I have been hearing from a lot of people lately about how worn down they are. 7+ months into the pandemic, the stress and pressure just keep building. Marathon job searches, remote work/school challenges, financial and marital stress—it’s no wonder we are feeling depleted. It’s just not a sustainable way to live. Rock climbers experience this on long climbs. It’s called “getting pumped.” You can only go so far, so hard before your arms build up with lactic acid and give out.  

As much as we all would like to just fast forward through this moment we’re in and “get back to normal,” we can’t really do that. But job seekers can take a page from a climber’s playbook by taking active measures to avoid fatigue so they can meet their job search goals.

Understand your own limitations and adapt

As a climber, I learned this very quickly when my 5’2” frame could not make the same moves as my longer-limbed climbing partners. A little creativity and a lot of determination helped me find other ways of moving myself up the rock. Some worked well (heel hook!) some did not (I’ll just dyno!).

You will hear about people conducting a job search as if it’s a 9-5 job. Maybe that works for some, but for most people it doesn’t. You may only get time in for job search activities when your kids don’t need help with their remote learning. Block out the time that works best for you. And use tips and tricks to do your job search more efficiently, like setting alerts for certain types of positions (thank you Google Jobs tool!).

Plan your breaks

My favorite tool to employ as a climber is the “active rest.” The active rest is just what it sounds like: it’s a rest. But because a climber can’t always take a break when they need it (um, where’s the hold?), the beauty of the active rest is in planning for it. When you climb, there’s this moment before you begin your climb when you take a good look at the wall. Your eyes scan for the more challenging parts of the climb and the places where you will rest. The idea is to find a good place to rest before moving on to the crux (the trickiest spot). Sometimes it’s an obvious spot like a ledge, other times it’s a nook to wedge yourself into just so you can take a moment to shake out your arms. There’s nothing like being on the rock, feeling the fatigue setting in and then seeing that rest spot is only a couple moves away. You think “I can totally do this!”

In a job search, if you know you can do two weeks of solid job searching before you begin to lose steam, then plan two weeks on and one week off. Block time off in your calendar for your break, write it on a sticky note. Give yourself visual reminders that allow you to see the reward you will get after two weeks of networking and applying to jobs. There’s no need to go full steam 100% of the time.

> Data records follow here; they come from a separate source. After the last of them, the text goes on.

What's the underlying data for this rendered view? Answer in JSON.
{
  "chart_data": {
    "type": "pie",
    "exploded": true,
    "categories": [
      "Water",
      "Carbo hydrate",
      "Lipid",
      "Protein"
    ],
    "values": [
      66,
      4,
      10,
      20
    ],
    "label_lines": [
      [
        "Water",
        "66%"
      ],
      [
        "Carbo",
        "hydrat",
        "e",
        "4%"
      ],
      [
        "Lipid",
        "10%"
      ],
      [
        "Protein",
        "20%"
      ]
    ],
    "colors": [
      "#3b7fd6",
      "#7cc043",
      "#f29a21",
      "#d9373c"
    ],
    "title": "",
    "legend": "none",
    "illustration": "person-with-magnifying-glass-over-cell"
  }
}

Aim for the summit, but don’t ignore the crux

Rock climbers always have their eyes on getting to the top. Sure, they may take a break or make a lateral move, but it’s all to help move them toward their ultimate goal: the summit. It’s so important that you don’t let anything completely sideline you. Always keep moving toward your goal: to land a new job!

As important as reaching a summit is, if you’ve ever heard a climber talk about a climb, they’re often fixated on the crux. The crux is the hardest part of the climb and the part that tests the climber’s strength, stamina and perseverance. It’s by getting through a crux that a climber knows what they are truly capable of.

Conducting a job search right now can be exhausting, but taking stock, planning your breaks, and staying on track will help keep you from pumping out before you reach your goal. And maybe someday in the not-too-distant-future, after you’ve landed a new job, you’ll reflect on your job search and realize that the most trying moments were the ones that gave you the most insight about what you are able to accomplish.